Haunting Ghoulhaven Hall is a myriad of ghouls and goblins. Skeletons, spiders, zombies, mummies, and even haunted televisions inhabit every room, and you have to clear them out in order to move on. The gameplay in Ghoulies is very simple. You move with the left stick on the Xbox controller and attack using the right stick. You can also pick up brooms and chairs and lots of other objects and use them as weapons. This sounds pretty cool, and it would seem you have a fair bit of freedom in how you play the game, but the techniques and attacks you use are exactly the same in the last room of the mansion as they were in the first room. Another problem I have is that Cooper seems to move rather slowly, and that combined with the simple nature of the combat makes the game feel more tedious than fun.

To try to combat the feeling of repetition from the combat, the game gives you different challenges in each room later in the game. At the beginning, it is simply a beat-em-up where you have to clear out all of the enemies. Later rooms require you to clear the area without getting hit, do all of your damage only using weapons, or clear the room within a strict time limit. If you violate any of these rules, the Grim Reaper will come out and kill Cooper, which isn't much of a problem really but I'll cover that later. The game starts off easy and rather dull, but when the game starts imposing stricter requirements for clearing rooms it becomes more difficult. Well, not really difficult, annoying is a better word. You find yourself fighting the controls and the simplistic combat and the incredibly slow pace of the game more than the enemies.

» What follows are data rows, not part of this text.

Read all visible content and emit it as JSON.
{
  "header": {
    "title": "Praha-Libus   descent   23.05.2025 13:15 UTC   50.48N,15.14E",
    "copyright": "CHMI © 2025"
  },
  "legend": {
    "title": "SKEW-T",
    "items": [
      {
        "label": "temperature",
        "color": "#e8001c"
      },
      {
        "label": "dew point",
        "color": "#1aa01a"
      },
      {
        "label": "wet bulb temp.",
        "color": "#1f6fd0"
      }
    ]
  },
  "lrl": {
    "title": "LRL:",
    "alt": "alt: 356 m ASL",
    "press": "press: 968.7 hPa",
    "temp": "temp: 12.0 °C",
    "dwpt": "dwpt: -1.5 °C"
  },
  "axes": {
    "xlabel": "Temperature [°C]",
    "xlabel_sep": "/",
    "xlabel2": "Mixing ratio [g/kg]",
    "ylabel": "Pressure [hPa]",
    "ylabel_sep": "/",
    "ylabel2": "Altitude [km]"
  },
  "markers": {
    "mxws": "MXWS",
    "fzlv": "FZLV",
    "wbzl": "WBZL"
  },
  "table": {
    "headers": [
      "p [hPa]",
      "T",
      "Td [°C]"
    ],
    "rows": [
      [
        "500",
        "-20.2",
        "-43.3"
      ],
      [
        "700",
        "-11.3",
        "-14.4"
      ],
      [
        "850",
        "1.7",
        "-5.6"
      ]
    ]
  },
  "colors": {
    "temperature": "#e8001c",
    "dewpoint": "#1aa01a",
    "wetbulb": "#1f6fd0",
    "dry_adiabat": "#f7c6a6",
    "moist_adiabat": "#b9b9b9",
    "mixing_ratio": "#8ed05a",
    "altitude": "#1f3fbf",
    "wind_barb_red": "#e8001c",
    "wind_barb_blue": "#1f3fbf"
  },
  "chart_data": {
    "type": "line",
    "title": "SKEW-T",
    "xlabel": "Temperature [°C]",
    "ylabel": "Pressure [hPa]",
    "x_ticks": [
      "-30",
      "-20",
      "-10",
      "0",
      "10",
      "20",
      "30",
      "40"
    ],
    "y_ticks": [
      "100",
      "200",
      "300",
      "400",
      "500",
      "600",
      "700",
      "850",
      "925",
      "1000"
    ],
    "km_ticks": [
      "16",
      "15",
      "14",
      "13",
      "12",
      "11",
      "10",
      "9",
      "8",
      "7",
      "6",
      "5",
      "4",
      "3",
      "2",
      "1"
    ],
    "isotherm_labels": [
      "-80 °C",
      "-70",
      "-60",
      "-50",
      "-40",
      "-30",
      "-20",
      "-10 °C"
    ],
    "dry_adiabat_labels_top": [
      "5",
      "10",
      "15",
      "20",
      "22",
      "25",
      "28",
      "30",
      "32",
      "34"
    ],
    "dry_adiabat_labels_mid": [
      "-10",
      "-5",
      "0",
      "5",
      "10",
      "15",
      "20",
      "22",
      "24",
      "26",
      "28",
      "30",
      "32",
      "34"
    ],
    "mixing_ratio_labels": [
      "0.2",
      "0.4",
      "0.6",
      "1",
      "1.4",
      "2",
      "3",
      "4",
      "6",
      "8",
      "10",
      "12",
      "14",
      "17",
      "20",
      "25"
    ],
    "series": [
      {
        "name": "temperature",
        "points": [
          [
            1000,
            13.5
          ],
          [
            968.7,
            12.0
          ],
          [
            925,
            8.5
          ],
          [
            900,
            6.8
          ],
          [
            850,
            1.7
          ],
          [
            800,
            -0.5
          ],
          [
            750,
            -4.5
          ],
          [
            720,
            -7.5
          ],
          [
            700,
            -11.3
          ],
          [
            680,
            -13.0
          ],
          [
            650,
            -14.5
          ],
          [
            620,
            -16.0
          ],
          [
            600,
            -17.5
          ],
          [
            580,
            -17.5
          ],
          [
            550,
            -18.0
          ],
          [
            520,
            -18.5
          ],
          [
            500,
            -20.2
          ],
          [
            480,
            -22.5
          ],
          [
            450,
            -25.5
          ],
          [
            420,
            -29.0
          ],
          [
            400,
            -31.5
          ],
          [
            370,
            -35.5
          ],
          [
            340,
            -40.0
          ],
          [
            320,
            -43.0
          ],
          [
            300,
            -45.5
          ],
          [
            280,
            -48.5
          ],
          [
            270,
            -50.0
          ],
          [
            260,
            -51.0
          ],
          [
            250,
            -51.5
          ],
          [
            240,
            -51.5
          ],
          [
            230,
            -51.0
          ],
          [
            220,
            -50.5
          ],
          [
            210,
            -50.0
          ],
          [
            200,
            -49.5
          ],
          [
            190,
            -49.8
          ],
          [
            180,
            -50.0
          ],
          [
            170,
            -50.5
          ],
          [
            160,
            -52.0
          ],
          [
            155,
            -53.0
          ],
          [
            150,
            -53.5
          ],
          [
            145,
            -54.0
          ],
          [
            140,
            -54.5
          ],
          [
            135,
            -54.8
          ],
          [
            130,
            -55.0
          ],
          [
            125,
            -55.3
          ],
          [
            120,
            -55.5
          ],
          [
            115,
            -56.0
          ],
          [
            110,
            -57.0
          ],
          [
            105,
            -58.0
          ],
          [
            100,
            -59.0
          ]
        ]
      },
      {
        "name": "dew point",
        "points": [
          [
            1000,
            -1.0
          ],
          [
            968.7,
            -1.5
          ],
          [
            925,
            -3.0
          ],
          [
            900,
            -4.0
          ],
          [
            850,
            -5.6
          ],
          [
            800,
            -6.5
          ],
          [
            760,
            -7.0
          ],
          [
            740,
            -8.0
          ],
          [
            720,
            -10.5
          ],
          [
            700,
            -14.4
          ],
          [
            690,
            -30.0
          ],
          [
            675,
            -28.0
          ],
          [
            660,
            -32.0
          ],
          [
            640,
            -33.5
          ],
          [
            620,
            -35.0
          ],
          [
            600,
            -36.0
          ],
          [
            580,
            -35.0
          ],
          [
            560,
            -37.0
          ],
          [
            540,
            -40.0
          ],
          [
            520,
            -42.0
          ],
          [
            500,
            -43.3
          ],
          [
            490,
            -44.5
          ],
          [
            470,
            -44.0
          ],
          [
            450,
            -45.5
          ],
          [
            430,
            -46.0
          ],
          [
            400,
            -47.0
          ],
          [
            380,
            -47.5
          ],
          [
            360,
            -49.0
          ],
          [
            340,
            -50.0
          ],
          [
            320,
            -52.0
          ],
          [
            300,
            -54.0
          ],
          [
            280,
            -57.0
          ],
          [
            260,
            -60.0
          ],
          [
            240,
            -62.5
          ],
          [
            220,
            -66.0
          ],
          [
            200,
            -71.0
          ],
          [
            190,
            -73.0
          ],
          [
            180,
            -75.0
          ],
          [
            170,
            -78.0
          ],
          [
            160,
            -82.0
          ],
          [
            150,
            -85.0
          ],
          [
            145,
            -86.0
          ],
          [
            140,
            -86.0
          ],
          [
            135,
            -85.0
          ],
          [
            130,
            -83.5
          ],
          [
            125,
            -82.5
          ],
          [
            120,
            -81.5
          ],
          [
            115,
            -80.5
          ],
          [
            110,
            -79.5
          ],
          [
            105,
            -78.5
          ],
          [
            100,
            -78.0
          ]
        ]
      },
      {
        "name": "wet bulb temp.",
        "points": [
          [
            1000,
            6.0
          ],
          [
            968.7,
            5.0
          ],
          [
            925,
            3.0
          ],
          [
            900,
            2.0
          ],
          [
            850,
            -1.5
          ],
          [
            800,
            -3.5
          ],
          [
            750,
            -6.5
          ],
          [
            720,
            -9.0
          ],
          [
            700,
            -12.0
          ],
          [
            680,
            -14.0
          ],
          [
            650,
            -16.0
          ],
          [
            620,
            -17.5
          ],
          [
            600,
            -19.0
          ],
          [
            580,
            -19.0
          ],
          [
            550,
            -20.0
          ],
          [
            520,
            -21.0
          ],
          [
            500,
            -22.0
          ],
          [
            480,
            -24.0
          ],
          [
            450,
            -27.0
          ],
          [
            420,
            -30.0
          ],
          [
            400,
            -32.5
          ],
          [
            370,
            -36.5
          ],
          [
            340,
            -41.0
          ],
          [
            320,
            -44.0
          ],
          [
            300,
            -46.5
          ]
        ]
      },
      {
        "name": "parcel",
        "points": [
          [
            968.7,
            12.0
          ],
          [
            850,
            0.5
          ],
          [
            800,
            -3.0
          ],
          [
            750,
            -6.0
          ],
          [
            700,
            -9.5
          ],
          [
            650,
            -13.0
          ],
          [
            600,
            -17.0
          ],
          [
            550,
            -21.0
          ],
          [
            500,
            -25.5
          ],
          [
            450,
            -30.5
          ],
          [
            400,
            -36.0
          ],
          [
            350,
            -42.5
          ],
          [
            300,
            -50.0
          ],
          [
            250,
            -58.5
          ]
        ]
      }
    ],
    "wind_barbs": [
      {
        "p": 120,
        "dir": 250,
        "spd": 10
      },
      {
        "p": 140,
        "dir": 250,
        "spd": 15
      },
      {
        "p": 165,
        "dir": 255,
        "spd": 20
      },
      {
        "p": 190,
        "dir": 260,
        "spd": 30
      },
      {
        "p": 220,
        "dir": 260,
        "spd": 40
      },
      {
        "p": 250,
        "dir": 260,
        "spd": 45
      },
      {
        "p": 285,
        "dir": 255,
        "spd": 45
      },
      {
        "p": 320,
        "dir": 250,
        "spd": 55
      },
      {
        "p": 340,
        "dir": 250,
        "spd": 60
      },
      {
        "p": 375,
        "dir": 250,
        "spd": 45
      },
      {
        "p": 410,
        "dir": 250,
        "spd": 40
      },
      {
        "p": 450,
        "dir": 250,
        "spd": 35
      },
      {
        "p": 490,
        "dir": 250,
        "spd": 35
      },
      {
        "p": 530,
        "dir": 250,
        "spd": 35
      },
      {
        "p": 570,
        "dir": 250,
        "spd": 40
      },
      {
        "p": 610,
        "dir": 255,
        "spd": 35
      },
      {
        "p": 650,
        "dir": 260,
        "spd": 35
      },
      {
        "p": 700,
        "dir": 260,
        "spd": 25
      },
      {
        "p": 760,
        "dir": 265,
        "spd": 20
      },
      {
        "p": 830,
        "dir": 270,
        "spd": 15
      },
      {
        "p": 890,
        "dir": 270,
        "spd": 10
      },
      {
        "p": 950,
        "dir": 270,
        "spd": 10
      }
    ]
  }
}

My main problem with the game lies in that everything is too simple and it feels like you are being babied through the game. You are told when and where and how to do everything in the game and there is no exploration at all because you never have a choice as to what door you go through. If you die in the game, either because of the monsters or the bony hand of the Grim Reaper, you just get to restart in the room you are currently on. You only need a couple of looks at even the most difficult (annoying) rooms and you can beat them, so the fact that you aren't penalized at all for dying makes Grabbed by the Ghoulies even easier than it already is.

Graphically, Grabbed by the Ghoulies is a very pretty game. Everything has a bright, cartoony look to it and the characters are all nicely detailed. The rooms you explore are also very detailed and look very nice. You can destroy a lot of the furniture and things in each room, and even though it has little to no impact on the game itself, it is pretty fun to look back on a room that you just completely trashed. The look of the game is very true to the Halloween theme, and it is pretty safe to say that the graphics and theme are the only things keeping this ship afloat. There are also tons of references to past Rare games all over the place as well, so that is definitely something to look for.

The sound is also very well done. In typical Rare fashion, there isn't any voice acting in the game and each character is instead represented by different grunts and groans. The enemies all have unique sounds and manage to be both menacing and incredibly comical at the same time. The music fits the spooky theme and does a good job of tying everything together.

Overall, Grabbed by the Ghoulies isn't exactly up to the standard we expect from Rare. Does this mean that the magic is gone and Nintendo was smart to get rid of them when they did? I would say no. Despite the fact that it doesn't seem like anyone can admit it, Grabbed by the Ghoulies is obviously a kid's game. A game with combat this simple and gameplay that is intentionally so easy (You can turn on an option in the menu to give you double health when you die, hello!), I can't imagine that it was intended for all of the adult reviewers that are panning it. If it appeared on the GameCube, I think it would have been better received just because Nintendo fanboys would force themselves to like it. On the Xbox, though, Grabbed by the Ghoulies just seems out of place. If you have kids or just want to see what Rare has been up to on Xbox, give it a rent.